For lilengine.co I added some configuration to the "extra" section of the composer.json. My preference is to let the plugin update all the files, but that I don't want it to update the example files (just a personal thing we can discuss over beer). If you were modifying robots.txt, or other files, you would add them here too. There is more documentation at drupal-project/drupal-scaffold.

"extra": {
  ...
  "drupal-scaffold": {
    "excludes": [
  	"sites/default/default.services.yml",
  	"sites/default/default.settings.php",
  	"sites/example.settings.local.php",
  	"sites/example.sites.php"
    ],
    "omit-defaults": false
  }

Prevent Composer getting certain package versions

When you have a large chain of composer dependencies in your project (package A requires package B requires package C) you can sometimes get packages you don't want.
I had a situation where a BLT update was pulling Drupal 8.3.5, but this broke our build for reasons I forget. It wasn't our composer.json that requried drupal/core, so we couldn't change our require statement. To keep our build running, we added:

    "conflict": {
        "drupal/core": "8.3.5"
    },

Since 8.3.4 still satisfied our requirements, Composer settled on that. It's not the only way we could have solved this, we could have created an upstream patch on BLT, but this was a temporary problem and called for a temporary solution.

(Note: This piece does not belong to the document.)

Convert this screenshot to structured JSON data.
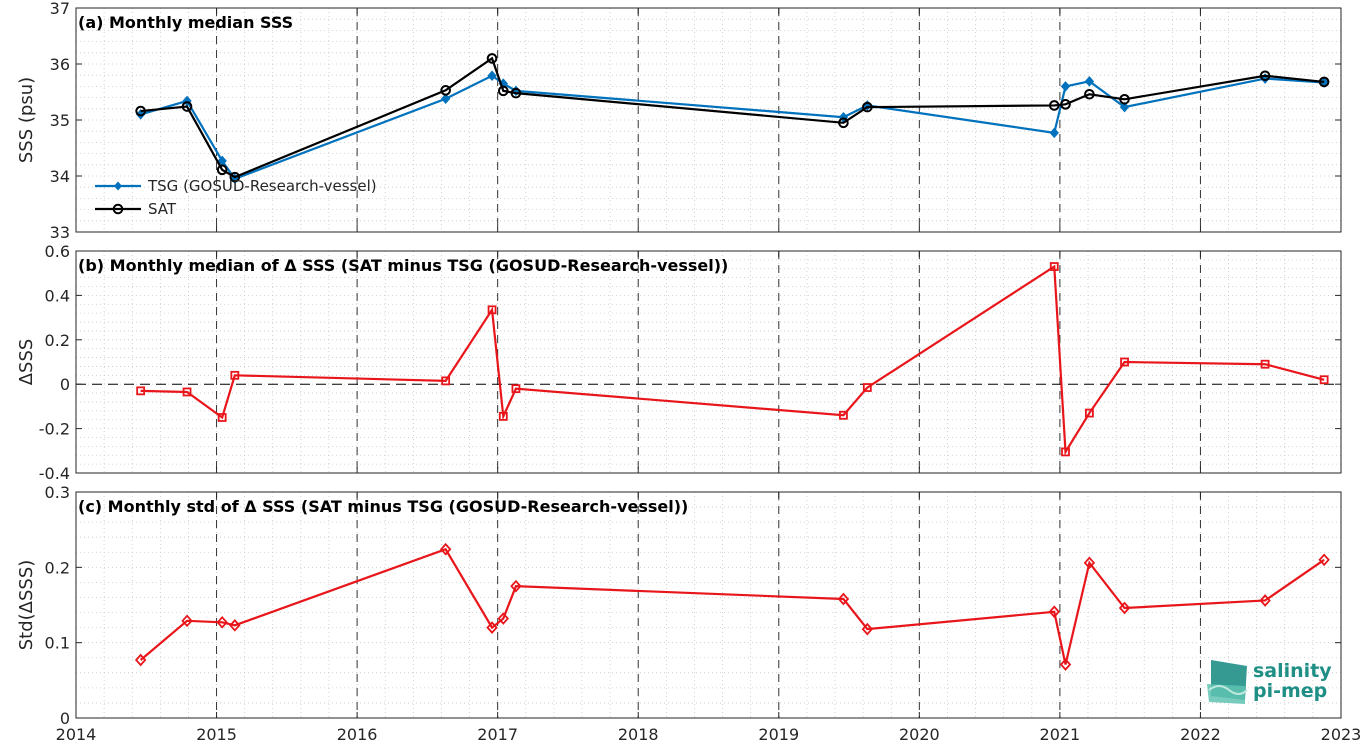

You'll also see that composer.json already has a conflict with drupal/drupal, which is the vanilla Drupal core. You'll remember that we use drupal/core for better Composer support. This prevents breaking the composer build by adding a requirement (directly or indirectly) on the wrong Drupal package.

"conflict": {
  "drupal/drupal": "*"
},

Conclusion

That's a very high level look how to start your Drupal project with Composer, and the contents of the composer.json. I recommend you have a read of the links at the top of the article, because are some great tips for making the most of your Composer in your workflow.